Northern Tablelands MP Adam Marshall, right, throws open the doors to a newly renovated Dhiiyaan Aboriginal Centre with Moree Plains Shire Councillors George Chui, left, Council Executive Projects Manager John Carleton, Cr Jim Crawford, Mayor Katrina Humphries and Cr Kerry Cassells.

Monday, 20 November 2017

MOREE’S Dhiiyaan Aboriginal Centre, which holds one of the state’s largest collections of Aboriginal family records, has reopened its doors following an almost $750,000 refurbishment, thanks to support from the NSW Government.

Member for Northern Tablelands Adam Marshall joined Mayor Katrina Humphries to officially reopen the centre last Friday night in front of a large crowd of the local Aboriginal community, council representatives and officials.

Mr Marshall said the ‘new’ centre would provide a wonderful community space for Aboriginal and non-Aboriginal people to enjoy and learn about the past. He said the centre has more than 100,000 artefacts and documents in its collection, all now displayed and stored better than ever before.

“These renovations have cemented Dhiiyaan’s position as the preeminent Aboriginal cultural centre in NSW and will allow the centre’s huge repository of indigenous heritage to be showcased, stored and accessed easily and safely,” Mr Marshall said.

“I’m delighted the NSW Government has been able to partner with Moree Plains Shire Council to deliver this upgrade, which is a fantastic outcome for Moree and the Kamilaroi and Gamilaraay people.

“The project has seen a total refurbishment of the centre including a multimedia room, new common gathering space, new offices and gallery, new carpets, painting and furniture.

“The existing amenities have also been upgraded to include facilities for those with disabilities, thanks to an access ramp.

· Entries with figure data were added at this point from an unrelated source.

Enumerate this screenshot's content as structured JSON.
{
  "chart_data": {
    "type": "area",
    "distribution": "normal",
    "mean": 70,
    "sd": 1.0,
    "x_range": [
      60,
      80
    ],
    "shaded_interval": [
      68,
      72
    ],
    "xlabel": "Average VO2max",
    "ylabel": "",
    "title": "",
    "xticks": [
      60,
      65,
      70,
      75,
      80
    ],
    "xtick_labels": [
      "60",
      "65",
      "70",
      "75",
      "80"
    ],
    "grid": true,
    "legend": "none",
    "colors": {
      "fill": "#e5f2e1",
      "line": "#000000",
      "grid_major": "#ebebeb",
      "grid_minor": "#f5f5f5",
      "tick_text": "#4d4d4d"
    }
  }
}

“The building has taken on a whole new life, which will greatly assist the Dhiiyaan Aboriginal Centre’s goal of educating Indigenous and non-Indigenous locals about the culture and history of the traditional owners of the land.”

Mr Marshall said the Dhiiyaan Aboriginal Centre was expanding to better serve local schools in Moree.

“There is much to be gained by sharing the vivid and living culture of Australia’s first people with the next generation, and Dhiiyaan is well positioned to pass this knowledge on to schoolchildren across the state.”

Almost $500,000 was provided by the NSW Government for the stage 1 upgrade of the centre with another $208,000 announced recently by Mr Marshall for stage 2, which will get underway early next year.